The shots will even be sufficient to cover residents of long-term care facilities, whom he had not originally factored into planning for the first priority group. “In some ways, this puts us ahead of where we thought we were going to be,” Williams said.
Federal officials, acclaiming the expected arrival of vaccines, are also begging people to be patient. “We will have more and more people getting vaccinated,” said Adm. Brett Giroir, the assistant secretary of health and human services during a visit Wednesday to Louisiana, saying “most Americans” might have to wait until May or June.
Experts agreed the administration’s plan to pay companies billions of dollars in advance to spur manufacturing in parallel to the initiation of clinical trials — a strategy never attempted on such a massive scale — must still be considered a success. The advance payments eliminated or reduced financial risk for the companies, which have raced to ramp up production of doses that are still in the pipeline, if coming slower than originally pledged.
“They have done better than I could have imagined they could have done,” said Barry Bloom, a professor and expert in immunology and infectious diseases at the Harvard T.H. Chan School of Public Health.

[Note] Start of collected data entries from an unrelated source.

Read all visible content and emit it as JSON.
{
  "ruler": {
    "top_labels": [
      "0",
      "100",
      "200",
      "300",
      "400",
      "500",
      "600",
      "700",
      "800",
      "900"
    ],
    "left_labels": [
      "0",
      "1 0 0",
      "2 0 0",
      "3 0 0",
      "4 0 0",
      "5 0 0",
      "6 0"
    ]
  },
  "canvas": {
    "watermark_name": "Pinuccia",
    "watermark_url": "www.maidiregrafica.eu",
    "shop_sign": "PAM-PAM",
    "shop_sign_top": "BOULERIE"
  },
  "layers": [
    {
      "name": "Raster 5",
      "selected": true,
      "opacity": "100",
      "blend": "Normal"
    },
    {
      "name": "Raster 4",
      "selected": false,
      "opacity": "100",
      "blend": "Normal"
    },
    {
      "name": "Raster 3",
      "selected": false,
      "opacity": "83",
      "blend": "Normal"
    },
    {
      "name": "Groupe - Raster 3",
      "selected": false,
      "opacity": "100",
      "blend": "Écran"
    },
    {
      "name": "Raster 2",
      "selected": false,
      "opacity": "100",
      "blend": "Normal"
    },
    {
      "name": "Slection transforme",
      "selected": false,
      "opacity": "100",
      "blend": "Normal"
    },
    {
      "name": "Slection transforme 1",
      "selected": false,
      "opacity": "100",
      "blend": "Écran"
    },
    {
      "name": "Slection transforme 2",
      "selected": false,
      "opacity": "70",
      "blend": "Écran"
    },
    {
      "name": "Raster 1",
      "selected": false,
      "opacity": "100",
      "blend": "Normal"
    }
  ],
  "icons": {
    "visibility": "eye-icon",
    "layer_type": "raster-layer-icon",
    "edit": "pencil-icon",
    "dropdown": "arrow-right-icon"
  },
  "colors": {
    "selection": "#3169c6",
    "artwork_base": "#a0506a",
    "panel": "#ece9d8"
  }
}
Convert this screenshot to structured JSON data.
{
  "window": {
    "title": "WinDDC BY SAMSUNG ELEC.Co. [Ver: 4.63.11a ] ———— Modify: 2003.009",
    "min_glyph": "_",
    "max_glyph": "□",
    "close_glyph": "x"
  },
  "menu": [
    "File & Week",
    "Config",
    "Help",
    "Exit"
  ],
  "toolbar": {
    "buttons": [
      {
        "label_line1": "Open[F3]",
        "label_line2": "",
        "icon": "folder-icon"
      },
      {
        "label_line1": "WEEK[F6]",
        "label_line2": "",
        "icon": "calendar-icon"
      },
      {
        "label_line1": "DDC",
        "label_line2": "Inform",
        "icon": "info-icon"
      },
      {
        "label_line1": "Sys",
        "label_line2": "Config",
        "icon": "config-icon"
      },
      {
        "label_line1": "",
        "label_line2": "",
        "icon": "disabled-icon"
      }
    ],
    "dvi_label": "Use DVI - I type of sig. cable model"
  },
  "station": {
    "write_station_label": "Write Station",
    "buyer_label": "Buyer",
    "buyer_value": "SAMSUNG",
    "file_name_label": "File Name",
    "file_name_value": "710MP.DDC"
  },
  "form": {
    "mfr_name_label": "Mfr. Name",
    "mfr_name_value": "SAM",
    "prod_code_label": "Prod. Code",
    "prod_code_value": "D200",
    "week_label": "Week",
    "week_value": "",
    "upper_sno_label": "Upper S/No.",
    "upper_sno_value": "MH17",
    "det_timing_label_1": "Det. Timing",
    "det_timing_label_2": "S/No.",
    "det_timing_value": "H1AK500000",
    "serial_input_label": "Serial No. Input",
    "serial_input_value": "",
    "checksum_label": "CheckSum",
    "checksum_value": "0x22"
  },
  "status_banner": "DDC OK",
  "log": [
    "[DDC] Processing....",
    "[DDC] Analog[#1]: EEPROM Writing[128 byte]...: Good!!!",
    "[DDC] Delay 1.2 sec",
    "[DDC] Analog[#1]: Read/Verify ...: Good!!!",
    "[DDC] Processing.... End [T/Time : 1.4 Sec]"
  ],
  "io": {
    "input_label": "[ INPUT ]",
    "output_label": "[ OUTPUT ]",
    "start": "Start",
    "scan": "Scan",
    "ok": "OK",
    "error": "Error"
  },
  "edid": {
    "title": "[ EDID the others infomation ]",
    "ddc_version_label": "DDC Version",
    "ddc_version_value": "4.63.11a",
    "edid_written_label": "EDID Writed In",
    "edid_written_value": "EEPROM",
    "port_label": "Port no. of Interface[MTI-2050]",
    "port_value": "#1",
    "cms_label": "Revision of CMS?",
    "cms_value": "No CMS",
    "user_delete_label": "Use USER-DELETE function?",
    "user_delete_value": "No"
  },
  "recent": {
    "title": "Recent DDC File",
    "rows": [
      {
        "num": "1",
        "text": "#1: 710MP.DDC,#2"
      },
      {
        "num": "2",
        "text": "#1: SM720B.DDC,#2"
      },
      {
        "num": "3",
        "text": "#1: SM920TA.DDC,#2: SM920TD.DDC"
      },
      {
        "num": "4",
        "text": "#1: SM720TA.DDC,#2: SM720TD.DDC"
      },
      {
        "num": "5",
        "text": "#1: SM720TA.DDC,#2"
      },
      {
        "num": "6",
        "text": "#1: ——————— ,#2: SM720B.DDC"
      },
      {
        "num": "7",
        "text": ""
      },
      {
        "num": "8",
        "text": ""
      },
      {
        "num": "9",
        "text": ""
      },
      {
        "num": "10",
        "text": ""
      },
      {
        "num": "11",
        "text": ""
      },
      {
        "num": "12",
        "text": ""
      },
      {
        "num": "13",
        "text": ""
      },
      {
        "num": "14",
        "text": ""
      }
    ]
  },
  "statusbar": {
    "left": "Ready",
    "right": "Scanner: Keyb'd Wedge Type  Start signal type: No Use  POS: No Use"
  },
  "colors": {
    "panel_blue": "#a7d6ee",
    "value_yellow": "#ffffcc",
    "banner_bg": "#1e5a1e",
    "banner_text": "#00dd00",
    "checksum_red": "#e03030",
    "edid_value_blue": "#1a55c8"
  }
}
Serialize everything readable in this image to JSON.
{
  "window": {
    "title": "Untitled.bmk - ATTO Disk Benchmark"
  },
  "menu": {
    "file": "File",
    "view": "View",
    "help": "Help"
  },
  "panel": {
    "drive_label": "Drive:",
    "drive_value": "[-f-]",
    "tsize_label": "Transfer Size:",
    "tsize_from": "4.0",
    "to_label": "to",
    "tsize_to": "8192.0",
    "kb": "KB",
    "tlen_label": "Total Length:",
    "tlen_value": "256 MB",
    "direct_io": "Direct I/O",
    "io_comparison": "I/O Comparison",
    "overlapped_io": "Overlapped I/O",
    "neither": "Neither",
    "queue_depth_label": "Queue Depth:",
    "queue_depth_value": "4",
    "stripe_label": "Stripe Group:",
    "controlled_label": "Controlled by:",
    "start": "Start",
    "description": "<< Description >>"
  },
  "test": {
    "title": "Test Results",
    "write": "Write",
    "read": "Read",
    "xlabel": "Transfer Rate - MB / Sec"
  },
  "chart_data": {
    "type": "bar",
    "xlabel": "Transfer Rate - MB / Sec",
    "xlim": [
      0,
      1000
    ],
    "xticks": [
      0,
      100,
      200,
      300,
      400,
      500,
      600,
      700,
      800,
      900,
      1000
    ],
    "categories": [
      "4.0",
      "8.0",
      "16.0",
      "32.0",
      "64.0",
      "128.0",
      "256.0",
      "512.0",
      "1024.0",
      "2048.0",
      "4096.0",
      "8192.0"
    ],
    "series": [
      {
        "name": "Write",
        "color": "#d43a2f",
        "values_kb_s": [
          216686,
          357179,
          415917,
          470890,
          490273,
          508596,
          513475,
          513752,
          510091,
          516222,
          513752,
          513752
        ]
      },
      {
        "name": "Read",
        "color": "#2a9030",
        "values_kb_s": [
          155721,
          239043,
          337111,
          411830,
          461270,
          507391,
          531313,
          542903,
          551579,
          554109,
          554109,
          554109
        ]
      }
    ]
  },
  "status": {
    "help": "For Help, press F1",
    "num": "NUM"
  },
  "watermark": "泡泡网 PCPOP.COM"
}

Each of the coronavirus vaccine manufacturers contracted by the government, with the exception of Pfizer, will get paid for delivery stockpiles of vaccine even if they fail to win emergency authorization, according to Operation Warp Speed. Together, the six received advance purchase orders of $9.3 billion, according to a tally by analysts at the Wall Street firm Bernstein. Some received additional subsidies of hundred of millions of dollars for research and development.
“This money certainly has been important in helping these companies build out their manufacturing capacity ahead of time. It’s just that it’s really hard to do so,” said Rachel Sachs, a law professor and specialist in pharmaceutical pricing at Washington University in St. Louis.